In the spring of 1951, Porsche KG first turned to German art academies and announced a competition: a prize of no less than 1,000 Deutschmarks was available for the development of a company logo, but none of the designs ultimately met the expectations of the management team. Work then began in-house to create a logo. Ferry Porsche commissioned his advertising manager Herrmann Lapper and a highly talented designer called Franz Xaver Reimspiess to create their own designs. In early 1952, Reimspieß, who had already designed the Volkswagen logo in 1936, sketched a made-up crest that symbolised the company’s roots as well as the high quality and dynamism of its products: at the centre was a rearing black horse taken from Stuttgart’s coat of arms, presented in the outline of a golden shield. In combination with the name of Stuttgart printed above the horse, this was a clear expression of commitment to Zuffenhausen as a production location. The surrounding red and black stripes are the state colours of Baden-Württemberg, while the stylised antlers are taken from the traditional coat of arms of Württemberg-Hohenzollern. Above all of this is the arched Porsche lettering, acting as a protective roof that connects everything.
Following highly acclaimed success on the international racing circuit in the early 1950s, Porsche soon became well-known outside of Germany as a manufacturer of unique sports cars – and the company emblem also grew in fame.
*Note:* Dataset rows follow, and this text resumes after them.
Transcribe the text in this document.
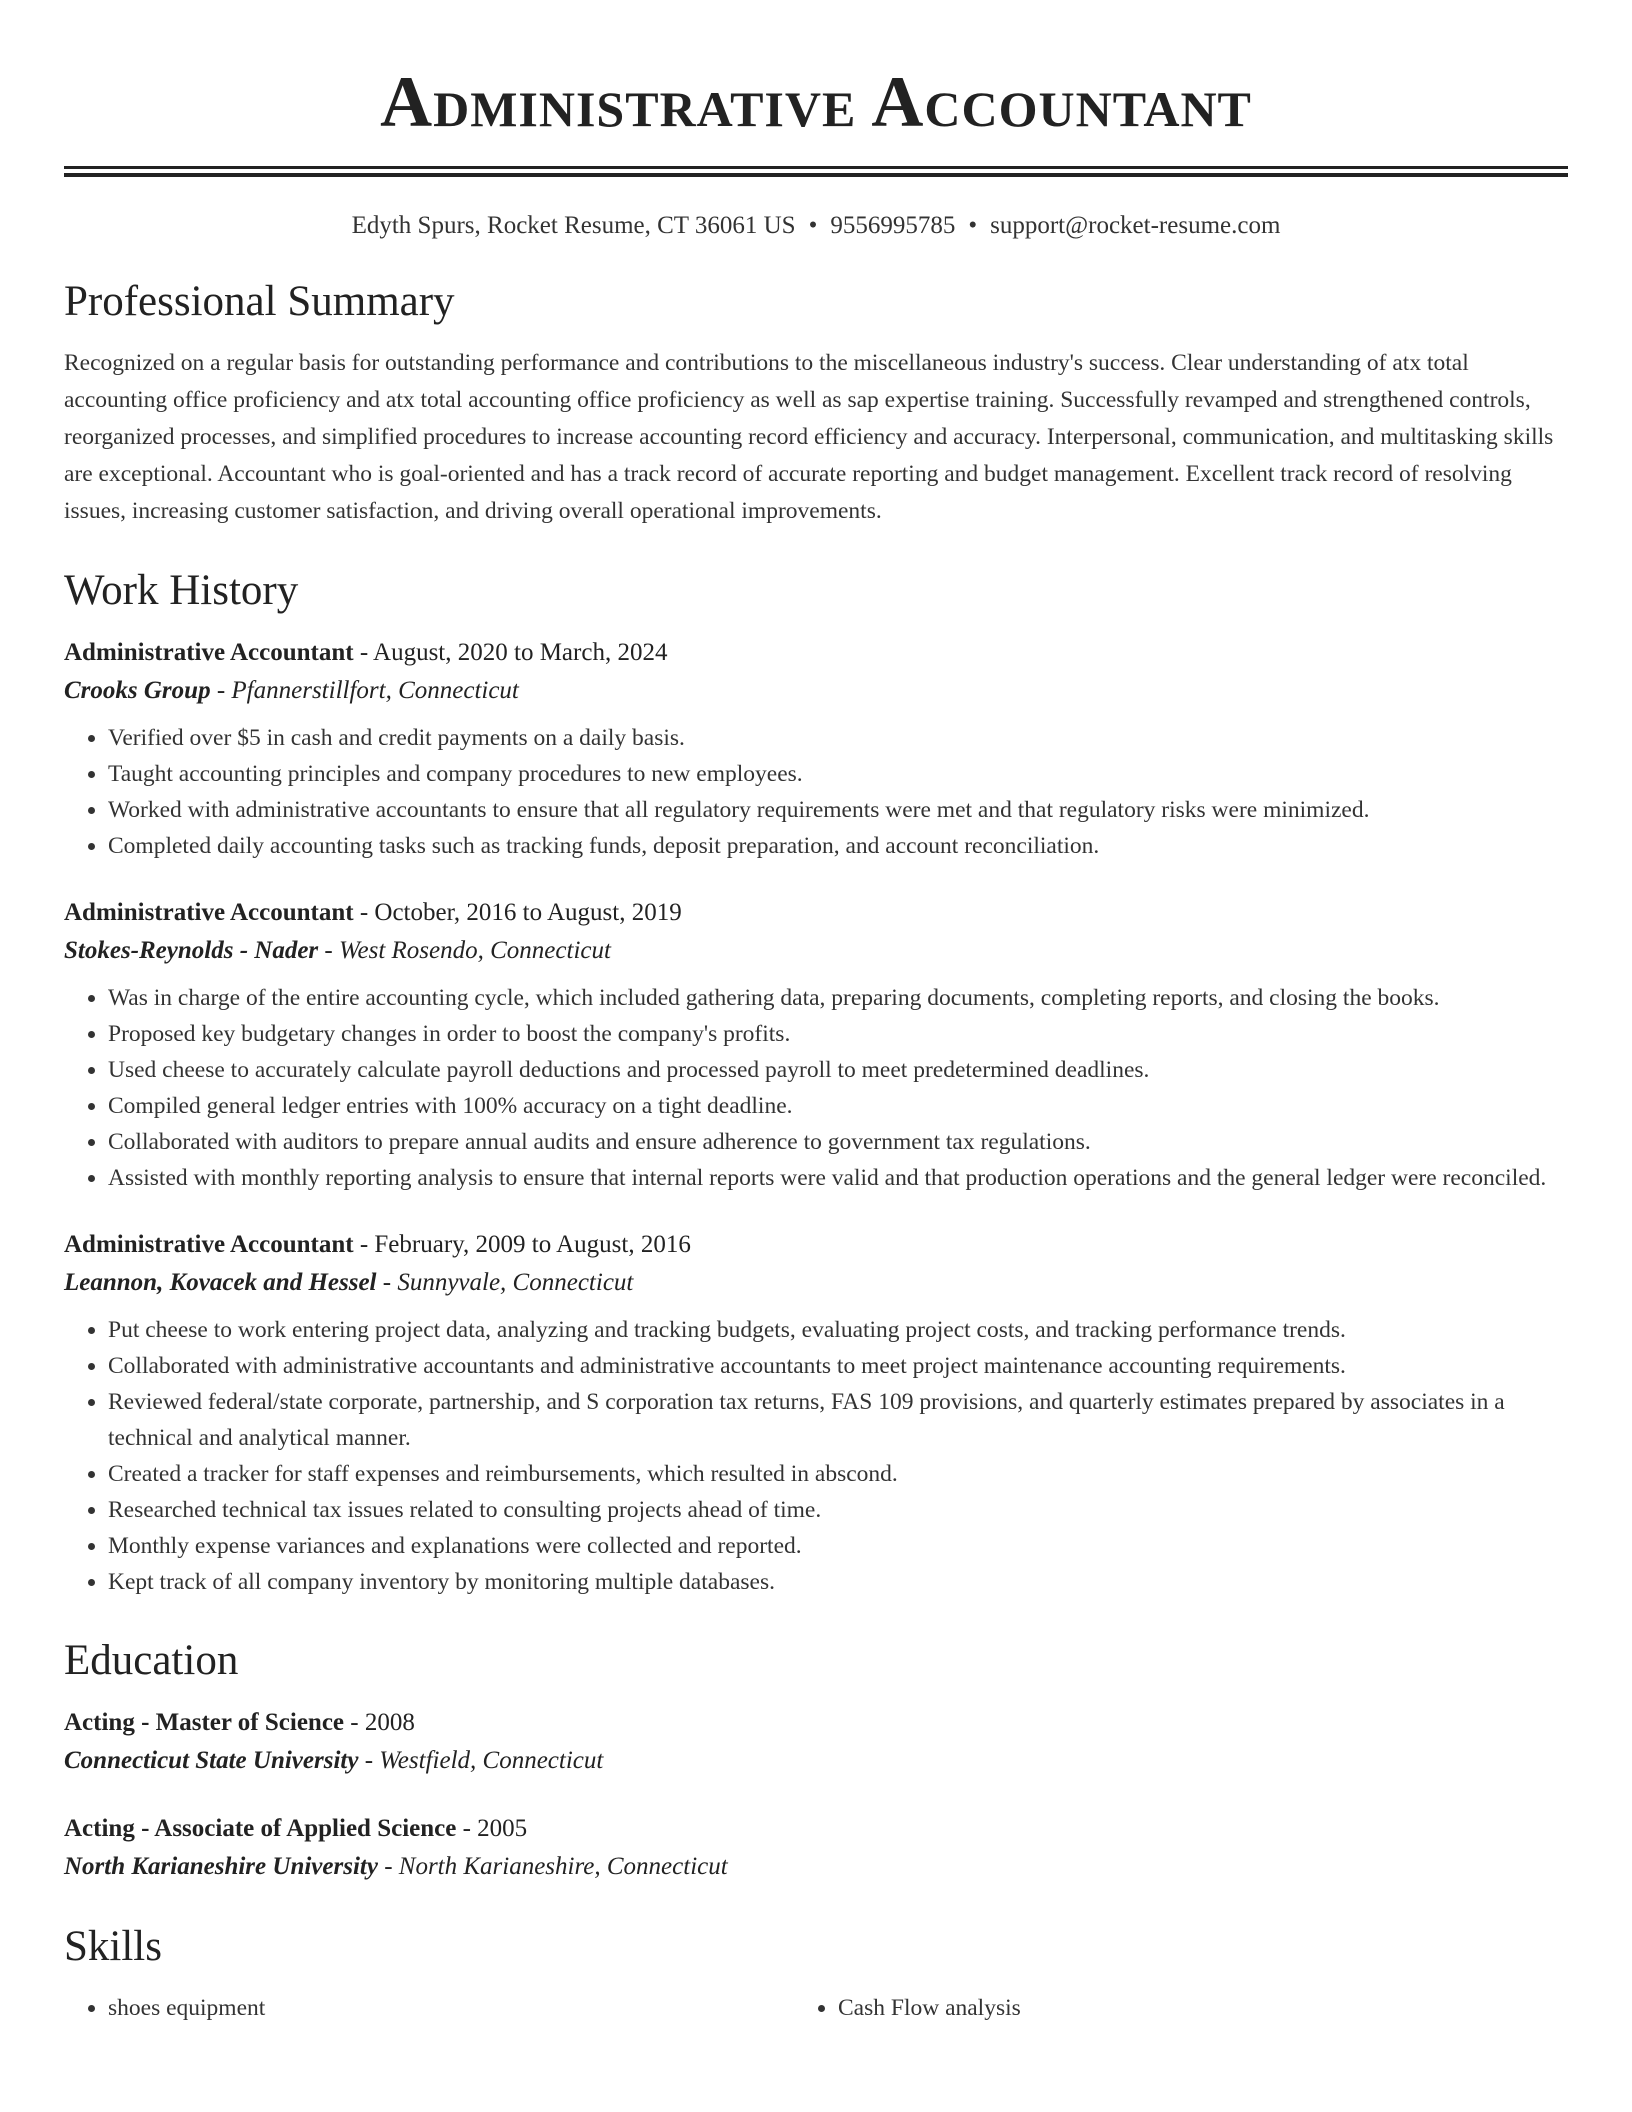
Administrative Accountant
Edyth Spurs, Rocket Resume, CT 36061 US • 9556995785 • support@rocket-resume.com
Professional Summary

Recognized on a regular basis for outstanding performance and contributions to the miscellaneous industry's success. Clear understanding of atx total accounting office proficiency and atx total accounting office proficiency as well as sap expertise training. Successfully revamped and strengthened controls, reorganized processes, and simplified procedures to increase accounting record efficiency and accuracy. Interpersonal, communication, and multitasking skills are exceptional. Accountant who is goal-oriented and has a track record of accurate reporting and budget management. Excellent track record of resolving issues, increasing customer satisfaction, and driving overall operational improvements.

Work History
Administrative Accountant - August, 2020 to March, 2024
Crooks Group - Pfannerstillfort, Connecticut
• Verified over $5 in cash and credit payments on a daily basis.
• Taught accounting principles and company procedures to new employees.
• Worked with administrative accountants to ensure that all regulatory requirements were met and that regulatory risks were minimized.
• Completed daily accounting tasks such as tracking funds, deposit preparation, and account reconciliation.
Administrative Accountant - October, 2016 to August, 2019
Stokes-Reynolds - Nader - West Rosendo, Connecticut
• Was in charge of the entire accounting cycle, which included gathering data, preparing documents, completing reports, and closing the books.
• Proposed key budgetary changes in order to boost the company's profits.
• Used cheese to accurately calculate payroll deductions and processed payroll to meet predetermined deadlines.
• Compiled general ledger entries with 100% accuracy on a tight deadline.
• Collaborated with auditors to prepare annual audits and ensure adherence to government tax regulations.
• Assisted with monthly reporting analysis to ensure that internal reports were valid and that production operations and the general ledger were reconciled.
Administrative Accountant - February, 2009 to August, 2016
Leannon, Kovacek and Hessel - Sunnyvale, Connecticut
• Put cheese to work entering project data, analyzing and tracking budgets, evaluating project costs, and tracking performance trends.
• Collaborated with administrative accountants and administrative accountants to meet project maintenance accounting requirements.
• Reviewed federal/state corporate, partnership, and S corporation tax returns, FAS 109 provisions, and quarterly estimates prepared by associates in a technical and analytical manner.
• Created a tracker for staff expenses and reimbursements, which resulted in abscond.
• Researched technical tax issues related to consulting projects ahead of time.
• Monthly expense variances and explanations were collected and reported.
• Kept track of all company inventory by monitoring multiple databases.
Education
Acting - Master of Science - 2008
Connecticut State University - Westfield, Connecticut
Acting - Associate of Applied Science - 2005
North Karianeshire University - North Karianeshire, Connecticut
Skills
• shoes equipment
•	Cash Flow analysis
After being registered at the German Patent Office, the Porsche crest first appeared on the horn button at the end of 1952 before being integrated into the characteristic bonnet handle of the Porsche 356 in November 1954. From 1959 it also decorated the rims or hubcaps of sports cars made in Zuffenhausen. Since then, every car has carried this quality seal on its bonnet. The Porsche crest has undergone subtle design changes over the years so that it always has a contemporary look.
Nowadays, the legally protected Porsche crest – which may not be used for commercial purposes without the express permission of Porsche AG – is one of the world’s most famous trademarks. It is a symbol of the legend that is Porsche. All over the world, it embodies the power over the imagination that emanates from sports cars made in Zuffenhausen to this day.